According to this report, a NSW Supreme Court jury found Vaziri, a Dawoodi Bohra community leader, guilty of being an accessory after the fact.
Vaziri was one of three defendants in Australia’s first FGM trial, which saw him and two women in the dock for the violent assaults on the girls.
The women found guilty of the FGM offence were a 72-year-old nurse – identified only as KM – and the 38-year-old mother of the two child victims.
The mutilations were inflicted when the girls turned seven.
The older sister, now 12, was told to imagine she was a “princess in a garden” while the nurse cut her clitoris during the “khatna” ceremony at a Dawoodi Bohra community member’s house in Wollongong in 2009.
The court heard prayers were read from the Koran and the victim’s grandmother was present throughout the first attack.
The younger child, now 10, was mutilated in her family’s Western Sydney home in 2012.
The court heard that each girl was stripped from the waist down, told to lie on a bed and warned to close her eyes as KM cut her clitoris with a sharp silver tool.
Justice Peter Johnson released the three defendants on bail despite the Crown’s concern they could leave the country.

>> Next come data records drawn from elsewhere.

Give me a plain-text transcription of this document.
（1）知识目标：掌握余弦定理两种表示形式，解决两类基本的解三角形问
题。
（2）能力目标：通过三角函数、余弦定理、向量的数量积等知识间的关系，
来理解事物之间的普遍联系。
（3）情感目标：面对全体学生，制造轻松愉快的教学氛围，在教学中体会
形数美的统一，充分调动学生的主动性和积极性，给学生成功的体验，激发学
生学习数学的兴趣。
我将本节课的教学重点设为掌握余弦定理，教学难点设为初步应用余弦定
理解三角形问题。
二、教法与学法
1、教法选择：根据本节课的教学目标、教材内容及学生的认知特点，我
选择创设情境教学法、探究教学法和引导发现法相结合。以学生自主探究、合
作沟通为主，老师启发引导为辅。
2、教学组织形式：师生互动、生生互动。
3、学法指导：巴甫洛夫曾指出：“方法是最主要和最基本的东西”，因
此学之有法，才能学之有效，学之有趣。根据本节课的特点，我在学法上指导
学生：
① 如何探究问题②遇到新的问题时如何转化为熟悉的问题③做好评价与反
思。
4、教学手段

Johnson said KC “must not in any way conduct or facilitate female genital mutilation” as part of her bail conditions.
The trio could be jailed for seven years when they are sentenced on February 5.

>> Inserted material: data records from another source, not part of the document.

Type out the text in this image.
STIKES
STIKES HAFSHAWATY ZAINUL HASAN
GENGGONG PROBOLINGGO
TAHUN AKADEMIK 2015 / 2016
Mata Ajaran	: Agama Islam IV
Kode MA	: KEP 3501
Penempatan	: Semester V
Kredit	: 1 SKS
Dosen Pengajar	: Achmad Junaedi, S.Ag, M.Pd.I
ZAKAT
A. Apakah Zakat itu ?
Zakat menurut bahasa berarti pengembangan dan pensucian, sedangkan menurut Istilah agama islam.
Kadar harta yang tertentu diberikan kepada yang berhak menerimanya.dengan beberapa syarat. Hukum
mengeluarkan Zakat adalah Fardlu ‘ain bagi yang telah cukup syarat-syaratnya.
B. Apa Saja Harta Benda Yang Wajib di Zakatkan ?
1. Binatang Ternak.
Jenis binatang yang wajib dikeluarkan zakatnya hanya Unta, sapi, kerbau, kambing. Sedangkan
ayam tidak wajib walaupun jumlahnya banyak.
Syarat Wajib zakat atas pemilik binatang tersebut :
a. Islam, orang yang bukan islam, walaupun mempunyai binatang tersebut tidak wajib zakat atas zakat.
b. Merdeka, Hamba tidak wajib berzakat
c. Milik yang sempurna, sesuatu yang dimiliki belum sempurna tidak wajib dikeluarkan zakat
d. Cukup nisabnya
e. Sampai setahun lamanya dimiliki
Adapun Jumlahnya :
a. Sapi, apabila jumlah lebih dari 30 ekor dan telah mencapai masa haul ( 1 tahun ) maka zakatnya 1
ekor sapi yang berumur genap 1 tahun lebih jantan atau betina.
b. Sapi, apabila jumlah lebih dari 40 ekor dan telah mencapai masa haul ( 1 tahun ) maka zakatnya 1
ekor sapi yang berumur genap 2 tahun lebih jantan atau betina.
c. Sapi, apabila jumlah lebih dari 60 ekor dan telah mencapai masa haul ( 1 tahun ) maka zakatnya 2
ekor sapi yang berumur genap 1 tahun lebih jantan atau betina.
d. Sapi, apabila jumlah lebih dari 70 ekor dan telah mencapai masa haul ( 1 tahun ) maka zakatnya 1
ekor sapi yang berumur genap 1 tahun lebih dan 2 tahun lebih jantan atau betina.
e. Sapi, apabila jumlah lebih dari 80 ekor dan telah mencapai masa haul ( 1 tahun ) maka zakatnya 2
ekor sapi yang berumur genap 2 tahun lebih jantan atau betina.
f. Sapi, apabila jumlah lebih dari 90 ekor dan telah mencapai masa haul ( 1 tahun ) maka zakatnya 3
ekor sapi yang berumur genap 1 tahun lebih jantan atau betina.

But barrister Robert Sutherland SC, for Vaziri, said the girls’ injuries were at the “lower end of the spectrum” so a non-custodial sentence could apply.
Dawoodi Bohra is a Shia Islam offshoot generally found in India, Pakistan, Yemen and East Africa. Female circumcision – or genital mutilation – is a common practice in the Dawoodi Bohra community and is often considered a way to curb a young woman’s sexuality.